Der Erste Freideutsche Jugendtag fand am Wochenende des 11. und 12. Oktobers 1913 auf dem Hohen Meißner im Kaufunger Wald bei Kassel als „Fest der Jugend“ und Treffen der Jugendbewegung mit 2.000 - 3.000 Teilnehmern statt. Fast hundert Jahre nach dem Wartburgfest von 1817 war der Freideutsche Jugendtag das erste große Treffen einer rebellierenden Jugend in Deutschland, hier der einladenden Jugendbünde.

Geschichte

Ziel dieses, später auch Meißner-Tagung oder Hohe-Meißner-Treffen genannten, Jugendfestes war, die Geschlossenheit der Jugendbewegung mit Wandervögeln, Lebensreformern, Burschenschaftern, Schulreformern und anderen Gruppen nach innen und außen zu demonstrieren.

Konkreter Anlass war der Wille nach einer Alternativveranstaltung und der damit einhergehende gesellschaftskritische Protest gegen die im Oktober 1913 stattfindenden hurra-patriotischen Festakte des Kaiserreichs zur 100-Jahr-Feier der Völkerschlacht bei Leipzig, die bereits im Zeichen des sich ankündigenden Ersten Weltkrieges standen.

Vorbereitung

Die Initiative zum Alternativfest kam nicht aus den Wandervogelbünden, sondern aus den Reihen der jugendbewegten Studentenverbindungen. Die Idee wurde im Deutschen Bund abstinenter Studenten geboren und von der Deutschen Akademischen Freischar aufgegriffen und weiterverfolgt.

Ein erstes Treffen zur Vorbereitung fand Pfingsten 1913 in Jena statt. An diesem Treffen nahmen 13 Bünde teil und hier wurden Name, Ort und grober Ablauf des Festes festgelegt. Der Name "Freideutscher Jugendtag" basiert auf einen Vorschlag des Urbachanten Friedrich Wilhelm Fulda, dem Verantwortlichen der Wandervogelführerzeitschrift. Den Hohen Meißner als Ort empfahl Christian Schneehagen, Mitglied der Deutschen Akademischen Freischar und späterer Mitorganisator. Die Vorschläge nach der eigenen Veranstaltung nach Leipzig zu fahren und vorweg ein "Kulturfest" in Weimar oder Jena abzuhalten wurden zugunsten des "Naturfestes" auf dem Meißner abgelehnt.[1]

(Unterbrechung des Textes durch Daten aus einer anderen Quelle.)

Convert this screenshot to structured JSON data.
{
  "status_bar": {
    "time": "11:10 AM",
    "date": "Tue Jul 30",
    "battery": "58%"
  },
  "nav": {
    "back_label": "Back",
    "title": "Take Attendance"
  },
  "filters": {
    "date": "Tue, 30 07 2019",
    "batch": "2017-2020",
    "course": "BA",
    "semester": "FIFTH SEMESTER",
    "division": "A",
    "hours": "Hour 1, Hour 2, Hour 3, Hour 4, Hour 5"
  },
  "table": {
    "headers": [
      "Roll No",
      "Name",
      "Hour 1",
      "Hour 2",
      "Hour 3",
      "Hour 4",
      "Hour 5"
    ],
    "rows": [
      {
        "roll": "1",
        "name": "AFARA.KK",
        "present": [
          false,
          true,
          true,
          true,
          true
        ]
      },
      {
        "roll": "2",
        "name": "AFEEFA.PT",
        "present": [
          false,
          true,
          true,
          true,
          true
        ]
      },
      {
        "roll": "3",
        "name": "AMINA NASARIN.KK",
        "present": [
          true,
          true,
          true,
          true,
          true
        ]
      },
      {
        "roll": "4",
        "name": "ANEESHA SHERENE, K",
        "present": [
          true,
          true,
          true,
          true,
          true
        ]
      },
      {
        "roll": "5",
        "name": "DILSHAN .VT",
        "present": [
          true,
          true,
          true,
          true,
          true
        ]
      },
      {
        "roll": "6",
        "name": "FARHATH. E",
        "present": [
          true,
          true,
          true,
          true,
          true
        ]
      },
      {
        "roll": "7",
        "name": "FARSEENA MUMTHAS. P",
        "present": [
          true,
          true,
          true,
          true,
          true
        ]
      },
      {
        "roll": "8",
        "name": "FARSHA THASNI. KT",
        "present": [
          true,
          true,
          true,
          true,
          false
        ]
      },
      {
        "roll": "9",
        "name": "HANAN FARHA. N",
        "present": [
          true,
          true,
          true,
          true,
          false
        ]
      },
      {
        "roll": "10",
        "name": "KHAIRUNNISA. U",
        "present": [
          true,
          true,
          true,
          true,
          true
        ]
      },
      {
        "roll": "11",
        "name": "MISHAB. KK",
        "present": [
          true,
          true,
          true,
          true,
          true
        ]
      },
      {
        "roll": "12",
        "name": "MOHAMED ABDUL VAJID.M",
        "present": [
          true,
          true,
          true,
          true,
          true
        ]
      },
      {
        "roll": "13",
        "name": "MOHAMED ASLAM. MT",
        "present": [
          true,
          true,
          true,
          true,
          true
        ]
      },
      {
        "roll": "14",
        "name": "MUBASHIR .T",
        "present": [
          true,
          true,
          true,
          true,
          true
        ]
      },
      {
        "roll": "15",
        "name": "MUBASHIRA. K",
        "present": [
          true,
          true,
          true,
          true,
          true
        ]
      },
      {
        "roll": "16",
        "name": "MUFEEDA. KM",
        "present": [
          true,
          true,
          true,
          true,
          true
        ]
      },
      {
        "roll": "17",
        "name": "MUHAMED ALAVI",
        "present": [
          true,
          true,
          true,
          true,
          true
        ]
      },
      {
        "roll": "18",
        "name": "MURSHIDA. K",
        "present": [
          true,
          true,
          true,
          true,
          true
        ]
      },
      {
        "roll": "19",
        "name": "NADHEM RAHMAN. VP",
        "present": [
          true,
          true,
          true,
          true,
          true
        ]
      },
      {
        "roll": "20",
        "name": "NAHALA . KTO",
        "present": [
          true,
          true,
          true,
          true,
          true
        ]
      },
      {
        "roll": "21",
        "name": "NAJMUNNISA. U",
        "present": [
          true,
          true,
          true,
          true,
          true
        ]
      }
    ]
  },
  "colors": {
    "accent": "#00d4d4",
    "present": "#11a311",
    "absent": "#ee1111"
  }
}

Der erste Aufruf im Sommer 1913 erschienen in der Wandervogel Führerzeitung (Heft 7, 1913) wurde im Namen der Deutschen Akademischen Freischar von Knud Ahlborn unterschrieben. Der zweite Aufruf erschien kurze Zeit später im Gaublatt "Nordmark" des Wandervogel e.V. (Heft 3, 1913) und war erstmalig von den veranstaltenden Bünden unterschrieben. Als Festleitung wurde Christian Schneehagen angegeben. Nach Schneehagen ist der Wanderweg zwischen dem Hohen Meißner und der Jugendburg Ludwigstein benannt.[2] Auf der Burg trägt ein Zimmer seinen Namen.[3]

Ablauf

Vor dem eigentlichen Fest trafen sich Vertreter der einzelnen Bünde am 10. Oktober 1913 in den Gemäuern der Burgruine Hanstein, um die einenden Motive der Freideutschen Jugendbewegung herauszustellen. Hier kam es schon wie im Vorlauf des Festes zu Meinungsverschiedenheiten zwischen den lebens- und jugendreformerischen Gruppen.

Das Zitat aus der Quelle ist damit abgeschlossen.